The only problem with an S3 Batch Operation is that it fails in surprising and hidden ways, especially if there's a misconfigured IAM permission. For example, our most recent job was failing due to a missing KMS permission. To determine what the missing permission was, we would typically head to CloudTrail and hunt down the failed requests.

As S3 Batch Operations run as an assumed role, hunting these logs can be slightly more difficult, but we finally found the right way to accomplish it.

The first, most important, piece is to hunt down the S3 Batch Operation's Job ID. You'll find this on the details screen clear at the top.
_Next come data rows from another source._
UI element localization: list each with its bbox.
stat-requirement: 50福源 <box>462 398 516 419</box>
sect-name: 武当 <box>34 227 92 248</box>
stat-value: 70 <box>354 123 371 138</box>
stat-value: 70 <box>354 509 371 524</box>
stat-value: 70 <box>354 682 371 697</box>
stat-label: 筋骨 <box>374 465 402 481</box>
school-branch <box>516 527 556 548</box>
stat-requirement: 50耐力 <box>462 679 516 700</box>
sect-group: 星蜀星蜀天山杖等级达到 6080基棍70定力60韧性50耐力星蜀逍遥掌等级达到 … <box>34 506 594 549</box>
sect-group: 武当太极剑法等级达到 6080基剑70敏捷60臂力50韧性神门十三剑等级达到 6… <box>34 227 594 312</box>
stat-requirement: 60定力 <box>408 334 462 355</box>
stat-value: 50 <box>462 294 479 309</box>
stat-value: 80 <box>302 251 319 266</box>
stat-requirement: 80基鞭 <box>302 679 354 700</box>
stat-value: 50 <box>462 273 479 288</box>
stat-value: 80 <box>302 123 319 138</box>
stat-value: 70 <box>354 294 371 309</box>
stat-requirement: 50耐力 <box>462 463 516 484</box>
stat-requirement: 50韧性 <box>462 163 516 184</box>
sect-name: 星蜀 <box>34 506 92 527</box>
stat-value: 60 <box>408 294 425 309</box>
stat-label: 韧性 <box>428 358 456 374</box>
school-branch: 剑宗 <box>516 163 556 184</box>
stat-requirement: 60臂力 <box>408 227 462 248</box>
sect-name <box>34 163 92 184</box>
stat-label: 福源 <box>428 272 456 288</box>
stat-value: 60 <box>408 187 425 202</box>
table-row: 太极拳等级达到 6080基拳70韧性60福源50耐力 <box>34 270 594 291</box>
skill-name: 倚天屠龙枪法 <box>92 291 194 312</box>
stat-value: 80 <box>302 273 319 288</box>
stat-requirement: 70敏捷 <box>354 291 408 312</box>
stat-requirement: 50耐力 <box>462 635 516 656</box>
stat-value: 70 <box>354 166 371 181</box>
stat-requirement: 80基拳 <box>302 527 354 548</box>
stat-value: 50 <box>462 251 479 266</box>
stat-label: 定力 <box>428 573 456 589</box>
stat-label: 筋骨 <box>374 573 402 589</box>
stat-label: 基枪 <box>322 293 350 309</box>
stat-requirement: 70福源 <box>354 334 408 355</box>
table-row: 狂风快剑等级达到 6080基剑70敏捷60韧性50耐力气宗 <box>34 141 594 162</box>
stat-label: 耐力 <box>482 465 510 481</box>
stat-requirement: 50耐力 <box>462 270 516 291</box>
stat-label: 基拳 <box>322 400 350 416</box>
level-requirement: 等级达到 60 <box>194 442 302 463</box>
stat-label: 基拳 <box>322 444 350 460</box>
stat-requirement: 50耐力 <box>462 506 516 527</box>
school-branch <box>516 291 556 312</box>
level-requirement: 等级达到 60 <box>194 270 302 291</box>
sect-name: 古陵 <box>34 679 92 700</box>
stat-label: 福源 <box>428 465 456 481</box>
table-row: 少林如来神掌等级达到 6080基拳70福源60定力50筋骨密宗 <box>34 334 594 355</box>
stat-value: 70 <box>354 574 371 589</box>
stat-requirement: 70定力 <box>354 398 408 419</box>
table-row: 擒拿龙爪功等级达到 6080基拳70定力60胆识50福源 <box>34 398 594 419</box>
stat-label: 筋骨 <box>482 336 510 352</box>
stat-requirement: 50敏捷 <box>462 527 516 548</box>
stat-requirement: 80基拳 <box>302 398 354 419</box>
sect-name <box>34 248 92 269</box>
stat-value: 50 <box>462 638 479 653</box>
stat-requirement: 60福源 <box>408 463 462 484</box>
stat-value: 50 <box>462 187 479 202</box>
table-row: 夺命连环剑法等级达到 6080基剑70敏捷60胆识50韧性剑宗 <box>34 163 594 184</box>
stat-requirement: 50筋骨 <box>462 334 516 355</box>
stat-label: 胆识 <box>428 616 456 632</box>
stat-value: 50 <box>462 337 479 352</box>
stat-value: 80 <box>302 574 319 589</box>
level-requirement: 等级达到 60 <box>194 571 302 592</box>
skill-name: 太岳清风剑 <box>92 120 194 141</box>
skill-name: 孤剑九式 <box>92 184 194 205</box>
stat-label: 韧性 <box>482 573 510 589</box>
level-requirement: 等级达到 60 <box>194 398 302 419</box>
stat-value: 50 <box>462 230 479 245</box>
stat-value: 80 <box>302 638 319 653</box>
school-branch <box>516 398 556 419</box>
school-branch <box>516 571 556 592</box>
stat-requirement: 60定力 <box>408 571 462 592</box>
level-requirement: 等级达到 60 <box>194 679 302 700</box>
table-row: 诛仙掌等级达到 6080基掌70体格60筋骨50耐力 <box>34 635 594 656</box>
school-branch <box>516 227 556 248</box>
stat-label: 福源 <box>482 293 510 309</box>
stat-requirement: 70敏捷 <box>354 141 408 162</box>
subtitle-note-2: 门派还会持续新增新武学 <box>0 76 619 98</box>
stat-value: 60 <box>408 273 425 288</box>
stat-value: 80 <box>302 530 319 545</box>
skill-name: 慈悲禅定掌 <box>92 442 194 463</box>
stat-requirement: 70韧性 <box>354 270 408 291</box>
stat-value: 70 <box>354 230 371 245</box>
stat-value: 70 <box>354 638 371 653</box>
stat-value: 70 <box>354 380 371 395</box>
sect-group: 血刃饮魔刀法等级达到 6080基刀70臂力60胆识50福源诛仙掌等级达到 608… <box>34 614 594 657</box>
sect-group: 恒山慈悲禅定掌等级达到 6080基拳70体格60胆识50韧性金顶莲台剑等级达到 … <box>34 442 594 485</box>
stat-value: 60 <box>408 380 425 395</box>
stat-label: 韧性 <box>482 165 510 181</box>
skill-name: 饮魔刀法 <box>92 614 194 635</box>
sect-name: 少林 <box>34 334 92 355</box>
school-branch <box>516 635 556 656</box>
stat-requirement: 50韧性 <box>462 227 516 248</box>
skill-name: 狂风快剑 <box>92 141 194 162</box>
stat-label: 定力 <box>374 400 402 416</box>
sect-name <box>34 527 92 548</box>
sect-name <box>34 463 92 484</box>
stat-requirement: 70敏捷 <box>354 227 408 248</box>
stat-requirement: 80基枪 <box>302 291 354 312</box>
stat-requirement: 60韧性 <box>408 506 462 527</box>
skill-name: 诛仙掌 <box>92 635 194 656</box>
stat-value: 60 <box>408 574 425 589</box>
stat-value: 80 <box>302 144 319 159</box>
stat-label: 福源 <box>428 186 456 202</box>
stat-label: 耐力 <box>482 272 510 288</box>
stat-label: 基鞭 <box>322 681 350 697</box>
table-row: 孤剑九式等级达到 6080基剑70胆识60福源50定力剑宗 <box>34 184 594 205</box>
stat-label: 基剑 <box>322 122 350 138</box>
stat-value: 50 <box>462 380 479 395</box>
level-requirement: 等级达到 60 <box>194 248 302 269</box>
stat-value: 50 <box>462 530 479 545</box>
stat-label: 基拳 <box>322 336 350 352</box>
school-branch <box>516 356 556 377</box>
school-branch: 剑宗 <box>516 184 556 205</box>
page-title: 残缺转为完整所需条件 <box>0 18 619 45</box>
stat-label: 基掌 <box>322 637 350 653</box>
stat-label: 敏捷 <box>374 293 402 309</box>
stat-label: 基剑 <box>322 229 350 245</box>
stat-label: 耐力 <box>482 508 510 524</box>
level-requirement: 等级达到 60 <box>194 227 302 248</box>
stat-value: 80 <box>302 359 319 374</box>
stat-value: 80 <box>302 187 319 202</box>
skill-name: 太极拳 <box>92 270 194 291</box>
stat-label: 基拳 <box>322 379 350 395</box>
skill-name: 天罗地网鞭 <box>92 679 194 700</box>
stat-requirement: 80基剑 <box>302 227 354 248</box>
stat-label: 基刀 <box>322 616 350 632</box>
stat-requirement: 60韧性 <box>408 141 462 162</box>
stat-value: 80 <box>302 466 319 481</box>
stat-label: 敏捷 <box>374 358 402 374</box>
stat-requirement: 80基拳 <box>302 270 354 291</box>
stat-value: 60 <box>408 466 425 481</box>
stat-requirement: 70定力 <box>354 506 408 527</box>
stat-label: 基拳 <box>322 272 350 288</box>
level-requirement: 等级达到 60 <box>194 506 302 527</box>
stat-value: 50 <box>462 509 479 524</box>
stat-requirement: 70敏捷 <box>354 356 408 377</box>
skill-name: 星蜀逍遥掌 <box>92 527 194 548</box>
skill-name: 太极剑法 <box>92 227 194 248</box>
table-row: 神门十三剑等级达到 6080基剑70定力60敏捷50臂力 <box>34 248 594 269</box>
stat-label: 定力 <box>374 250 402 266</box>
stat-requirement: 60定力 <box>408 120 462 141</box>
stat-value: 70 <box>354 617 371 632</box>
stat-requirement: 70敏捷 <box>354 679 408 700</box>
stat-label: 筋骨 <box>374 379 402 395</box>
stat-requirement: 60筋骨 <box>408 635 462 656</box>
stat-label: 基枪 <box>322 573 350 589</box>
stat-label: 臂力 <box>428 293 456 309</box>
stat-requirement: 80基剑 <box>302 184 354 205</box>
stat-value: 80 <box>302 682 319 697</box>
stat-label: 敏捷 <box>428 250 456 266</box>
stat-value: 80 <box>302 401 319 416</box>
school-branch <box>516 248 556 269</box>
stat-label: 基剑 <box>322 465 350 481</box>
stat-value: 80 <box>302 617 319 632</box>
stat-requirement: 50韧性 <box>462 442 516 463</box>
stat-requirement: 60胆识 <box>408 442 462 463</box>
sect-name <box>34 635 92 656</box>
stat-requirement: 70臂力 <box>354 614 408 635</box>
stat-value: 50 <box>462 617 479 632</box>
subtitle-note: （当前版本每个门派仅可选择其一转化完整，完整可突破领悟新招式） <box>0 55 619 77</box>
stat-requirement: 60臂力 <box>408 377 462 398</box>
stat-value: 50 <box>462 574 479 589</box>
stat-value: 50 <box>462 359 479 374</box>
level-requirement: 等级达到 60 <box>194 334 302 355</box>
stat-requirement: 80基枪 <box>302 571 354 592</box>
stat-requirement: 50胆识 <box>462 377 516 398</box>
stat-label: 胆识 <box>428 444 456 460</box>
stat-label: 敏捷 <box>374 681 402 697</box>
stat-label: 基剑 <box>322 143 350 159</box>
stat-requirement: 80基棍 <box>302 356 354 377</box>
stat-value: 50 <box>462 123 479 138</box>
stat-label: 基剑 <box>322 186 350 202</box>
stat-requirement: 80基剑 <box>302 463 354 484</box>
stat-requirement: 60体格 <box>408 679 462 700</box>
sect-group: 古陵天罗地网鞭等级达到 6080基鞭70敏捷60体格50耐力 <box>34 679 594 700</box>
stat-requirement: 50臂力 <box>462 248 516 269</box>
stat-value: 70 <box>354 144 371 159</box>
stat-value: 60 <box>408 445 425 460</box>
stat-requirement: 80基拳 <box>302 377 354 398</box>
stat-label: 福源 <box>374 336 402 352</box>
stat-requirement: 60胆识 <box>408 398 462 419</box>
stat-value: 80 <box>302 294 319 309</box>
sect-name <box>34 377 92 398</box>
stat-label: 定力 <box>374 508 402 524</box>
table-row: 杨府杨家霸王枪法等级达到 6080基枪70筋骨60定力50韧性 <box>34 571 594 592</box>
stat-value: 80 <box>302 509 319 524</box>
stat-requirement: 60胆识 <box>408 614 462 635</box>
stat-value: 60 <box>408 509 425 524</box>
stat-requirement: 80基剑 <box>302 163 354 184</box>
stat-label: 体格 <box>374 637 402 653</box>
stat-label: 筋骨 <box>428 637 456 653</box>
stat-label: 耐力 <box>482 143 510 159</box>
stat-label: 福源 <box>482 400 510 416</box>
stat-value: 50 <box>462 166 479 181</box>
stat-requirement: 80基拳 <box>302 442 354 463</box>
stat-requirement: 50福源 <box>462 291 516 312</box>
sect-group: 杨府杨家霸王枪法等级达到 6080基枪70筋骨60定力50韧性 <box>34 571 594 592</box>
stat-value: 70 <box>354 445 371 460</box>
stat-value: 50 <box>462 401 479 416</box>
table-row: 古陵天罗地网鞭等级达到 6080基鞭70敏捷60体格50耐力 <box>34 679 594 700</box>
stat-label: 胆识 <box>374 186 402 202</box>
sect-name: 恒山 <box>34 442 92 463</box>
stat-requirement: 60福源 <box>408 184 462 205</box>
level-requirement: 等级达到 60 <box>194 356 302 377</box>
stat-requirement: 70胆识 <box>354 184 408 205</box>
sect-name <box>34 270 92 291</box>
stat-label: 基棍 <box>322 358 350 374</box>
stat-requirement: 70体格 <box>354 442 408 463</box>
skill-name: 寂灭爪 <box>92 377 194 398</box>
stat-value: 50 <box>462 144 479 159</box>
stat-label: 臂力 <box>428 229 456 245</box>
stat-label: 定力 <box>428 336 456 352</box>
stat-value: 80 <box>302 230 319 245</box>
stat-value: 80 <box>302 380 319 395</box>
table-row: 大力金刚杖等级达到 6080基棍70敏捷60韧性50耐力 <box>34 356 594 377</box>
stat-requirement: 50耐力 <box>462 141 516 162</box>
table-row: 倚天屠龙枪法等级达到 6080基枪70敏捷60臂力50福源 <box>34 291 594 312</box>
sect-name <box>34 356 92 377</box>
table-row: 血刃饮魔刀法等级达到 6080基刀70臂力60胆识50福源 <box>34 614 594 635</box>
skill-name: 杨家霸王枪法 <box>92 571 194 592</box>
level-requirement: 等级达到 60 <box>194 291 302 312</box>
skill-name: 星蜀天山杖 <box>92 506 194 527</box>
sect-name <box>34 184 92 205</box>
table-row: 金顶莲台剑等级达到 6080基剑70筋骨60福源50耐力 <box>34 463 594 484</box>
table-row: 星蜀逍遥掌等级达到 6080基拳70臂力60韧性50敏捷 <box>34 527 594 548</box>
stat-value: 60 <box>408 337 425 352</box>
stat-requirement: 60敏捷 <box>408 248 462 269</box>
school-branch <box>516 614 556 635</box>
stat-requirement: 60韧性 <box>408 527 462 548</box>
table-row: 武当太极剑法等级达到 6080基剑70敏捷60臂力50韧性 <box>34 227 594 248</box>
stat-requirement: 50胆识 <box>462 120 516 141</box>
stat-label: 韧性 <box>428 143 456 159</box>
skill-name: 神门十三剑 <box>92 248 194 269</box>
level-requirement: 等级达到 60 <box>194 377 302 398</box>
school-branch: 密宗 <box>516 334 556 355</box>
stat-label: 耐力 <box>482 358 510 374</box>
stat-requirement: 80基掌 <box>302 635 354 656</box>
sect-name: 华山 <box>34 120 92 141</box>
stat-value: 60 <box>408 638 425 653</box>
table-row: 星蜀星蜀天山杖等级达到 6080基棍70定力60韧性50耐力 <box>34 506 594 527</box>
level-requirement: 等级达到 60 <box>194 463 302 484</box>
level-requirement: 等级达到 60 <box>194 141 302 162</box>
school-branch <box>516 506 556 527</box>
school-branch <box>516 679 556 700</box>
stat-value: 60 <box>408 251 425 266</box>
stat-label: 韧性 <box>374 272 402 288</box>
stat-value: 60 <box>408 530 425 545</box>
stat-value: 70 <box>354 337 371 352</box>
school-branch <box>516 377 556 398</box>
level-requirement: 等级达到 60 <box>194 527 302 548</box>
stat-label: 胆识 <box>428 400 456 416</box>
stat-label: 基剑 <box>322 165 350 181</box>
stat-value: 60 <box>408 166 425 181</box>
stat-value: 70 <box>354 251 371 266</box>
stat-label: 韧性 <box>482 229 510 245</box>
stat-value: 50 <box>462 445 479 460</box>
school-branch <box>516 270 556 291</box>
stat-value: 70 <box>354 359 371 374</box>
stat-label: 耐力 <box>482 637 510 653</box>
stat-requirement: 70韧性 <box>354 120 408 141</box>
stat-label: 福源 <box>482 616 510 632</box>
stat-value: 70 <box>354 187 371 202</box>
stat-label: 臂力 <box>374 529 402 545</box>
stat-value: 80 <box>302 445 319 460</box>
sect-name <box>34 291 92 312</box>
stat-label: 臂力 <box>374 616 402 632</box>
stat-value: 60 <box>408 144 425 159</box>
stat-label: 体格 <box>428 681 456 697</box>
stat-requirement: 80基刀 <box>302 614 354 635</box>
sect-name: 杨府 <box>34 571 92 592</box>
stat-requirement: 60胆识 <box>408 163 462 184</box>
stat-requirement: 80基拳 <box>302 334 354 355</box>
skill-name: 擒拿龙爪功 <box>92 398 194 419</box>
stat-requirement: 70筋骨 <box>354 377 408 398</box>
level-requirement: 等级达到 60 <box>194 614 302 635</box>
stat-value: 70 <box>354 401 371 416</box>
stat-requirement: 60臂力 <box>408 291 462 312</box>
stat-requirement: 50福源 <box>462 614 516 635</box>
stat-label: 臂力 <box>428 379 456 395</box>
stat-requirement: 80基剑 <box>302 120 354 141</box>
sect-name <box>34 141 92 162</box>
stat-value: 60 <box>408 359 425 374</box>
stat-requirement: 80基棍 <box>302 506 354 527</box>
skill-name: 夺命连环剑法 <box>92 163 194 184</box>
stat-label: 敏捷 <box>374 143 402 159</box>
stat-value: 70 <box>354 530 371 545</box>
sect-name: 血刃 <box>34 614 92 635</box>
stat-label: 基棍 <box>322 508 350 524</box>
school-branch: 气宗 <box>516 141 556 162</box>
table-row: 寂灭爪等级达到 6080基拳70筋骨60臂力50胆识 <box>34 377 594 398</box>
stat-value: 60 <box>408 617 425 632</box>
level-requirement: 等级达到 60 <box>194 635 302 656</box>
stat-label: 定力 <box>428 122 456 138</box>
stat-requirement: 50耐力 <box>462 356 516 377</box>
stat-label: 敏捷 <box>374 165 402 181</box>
S3 Batch Operation Job Details Screen

Next, shoot on over to CloudTrail and filter by User Name. The value you'll want to use is s3-batch-operations_{Job ID}, where {Job ID} is your S3 Batch Operation's Job ID retrieved in the previous step.

CloudTrail Filtering on Job ID User

Heads Up! If you've got KMS enabled for the Job, then you're going to get a whole heck of a lot of logs. I tend to download the logs to use Excel to look through it, but when you're moving more than 19 million records, you're going to have a bad time. If you need to dive into the reasons even more, I recommend using an Athena table.


In case anyone is curious, the missing permission for the role was kms:GenerateDataKey*. KMS is super fun.